Chronique : Cette adaptation en bd du roman de Meg Rosoff de I how i live now est excellent à bien des égards. L’intrigue est bien construite, Daisy racontant son histoire depuis le futur en laissant échapper des indices inquiétants par le biais de la préfiguration. Certains critiques se plaignent de la grammaire unique de Daisy, de la structure erratique de ses phrases et des majuscules aléatoires, mais je pense que le style choisi par les auteurs pour son anti-héroïne renforce la confusion dans l’esprit de Daisy ainsi que le chaos de la guerre. Les circonstances entourant la guerre sont étrangement pertinentes pour le type d’attaques virales non structurées auxquelles le monde est confronté aujourd’hui, et l’attitude initialement blasée des cousins envers un ennemi apparemment distant est réaliste. Bien que j’aie été désorientée par le saut narratif entre le sauvetage de Daisy et six ans après la guerre, j’ai trouvé la conclusion satisfaisante et puissante – même si je savais que la famille me manquerait dès que j’aurais tourné la dernière page.

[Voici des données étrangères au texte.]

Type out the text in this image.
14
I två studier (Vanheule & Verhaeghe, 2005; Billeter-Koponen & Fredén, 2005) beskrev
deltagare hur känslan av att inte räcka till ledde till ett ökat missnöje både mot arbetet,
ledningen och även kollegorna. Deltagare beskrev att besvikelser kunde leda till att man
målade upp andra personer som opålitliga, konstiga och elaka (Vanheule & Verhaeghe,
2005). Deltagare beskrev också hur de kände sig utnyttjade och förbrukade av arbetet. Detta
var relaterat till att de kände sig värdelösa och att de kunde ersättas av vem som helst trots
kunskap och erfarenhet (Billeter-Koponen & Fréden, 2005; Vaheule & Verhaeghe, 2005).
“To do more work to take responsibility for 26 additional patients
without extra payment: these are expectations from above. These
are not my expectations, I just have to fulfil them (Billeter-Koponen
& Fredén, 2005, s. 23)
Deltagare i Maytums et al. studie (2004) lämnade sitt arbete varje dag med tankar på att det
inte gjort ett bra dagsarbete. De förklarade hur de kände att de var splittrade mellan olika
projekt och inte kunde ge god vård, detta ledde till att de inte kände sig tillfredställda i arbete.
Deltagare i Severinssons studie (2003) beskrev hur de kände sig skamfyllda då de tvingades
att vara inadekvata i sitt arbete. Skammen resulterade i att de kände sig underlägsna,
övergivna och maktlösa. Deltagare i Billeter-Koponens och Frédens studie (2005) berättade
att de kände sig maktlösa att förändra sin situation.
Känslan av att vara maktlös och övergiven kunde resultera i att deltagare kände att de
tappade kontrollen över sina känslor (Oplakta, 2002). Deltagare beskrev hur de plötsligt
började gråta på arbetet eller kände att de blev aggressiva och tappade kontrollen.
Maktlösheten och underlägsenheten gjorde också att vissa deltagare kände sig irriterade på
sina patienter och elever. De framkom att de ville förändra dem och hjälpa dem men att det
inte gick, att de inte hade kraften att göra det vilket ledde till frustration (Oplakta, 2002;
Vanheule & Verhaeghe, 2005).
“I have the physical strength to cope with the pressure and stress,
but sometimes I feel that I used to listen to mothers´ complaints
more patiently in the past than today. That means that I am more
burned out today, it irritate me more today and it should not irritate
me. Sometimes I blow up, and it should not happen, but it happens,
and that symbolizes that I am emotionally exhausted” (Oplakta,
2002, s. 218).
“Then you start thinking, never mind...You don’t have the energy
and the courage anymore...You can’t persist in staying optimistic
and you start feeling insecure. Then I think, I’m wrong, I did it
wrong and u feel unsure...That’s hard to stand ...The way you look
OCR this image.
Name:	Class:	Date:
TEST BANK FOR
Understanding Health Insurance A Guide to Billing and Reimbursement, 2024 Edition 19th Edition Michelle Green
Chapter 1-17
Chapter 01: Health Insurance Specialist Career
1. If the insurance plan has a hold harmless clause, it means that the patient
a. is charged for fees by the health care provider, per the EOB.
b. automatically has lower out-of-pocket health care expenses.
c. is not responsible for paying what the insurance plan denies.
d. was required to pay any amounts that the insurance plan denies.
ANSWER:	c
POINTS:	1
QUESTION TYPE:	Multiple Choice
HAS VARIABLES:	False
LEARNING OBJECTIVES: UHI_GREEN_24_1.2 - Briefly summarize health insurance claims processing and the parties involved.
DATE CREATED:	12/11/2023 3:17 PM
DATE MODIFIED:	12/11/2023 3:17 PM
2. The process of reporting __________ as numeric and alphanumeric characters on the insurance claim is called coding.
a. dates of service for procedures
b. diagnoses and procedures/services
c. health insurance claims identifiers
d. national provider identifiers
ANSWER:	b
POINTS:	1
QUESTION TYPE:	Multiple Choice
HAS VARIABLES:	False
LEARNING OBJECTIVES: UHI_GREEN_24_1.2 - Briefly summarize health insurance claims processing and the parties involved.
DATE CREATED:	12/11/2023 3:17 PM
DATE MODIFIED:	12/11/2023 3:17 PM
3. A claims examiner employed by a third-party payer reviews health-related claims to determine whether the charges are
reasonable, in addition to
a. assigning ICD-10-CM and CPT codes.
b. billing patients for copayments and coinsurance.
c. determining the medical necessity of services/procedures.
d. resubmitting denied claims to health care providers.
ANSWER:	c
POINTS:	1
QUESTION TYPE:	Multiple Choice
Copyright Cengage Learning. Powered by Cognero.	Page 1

Tout d’abord, un livre d’un énorme lyrisme et d’une grande poésie – sur les gens, les paysages, les relations et les sentiments. Deuxièmement, un livre sur un groupe d’enfants qui vivent une aventure, le voyage étant une partie importante de cette aventure. Troisièmement, c’est un livre qui parle de la guerre, de la mort, de la peur, de la perte et de la souffrance humaine et animale, mais de manière quelque peu atténuée. De temps en temps, on en parle, mais la plupart du temps, on ne le voit qu’en deuxième ou troisième main bravo à Christine Circosta pour ses dessins si beaux. Un léger brouhaha en arrière-plan. Quatrièmement, il s’agissait d’un livre sur le réalisme magique, avec des personnages qui ne correspondaient pas tout à fait à la réalité (Edmund fumait et conduisait une voiture. Vraiment, le pouvait-il ? Je ne pense pas.) Et Daisy et lui communiquaient dans un état de rêve, même lorsqu’ils étaient séparés par des kilomètres, et l’anorexie de Daisy était traitée comme une légère faiblesse plutôt que comme quelque chose de sérieux. Donc, c’était un peu étrange.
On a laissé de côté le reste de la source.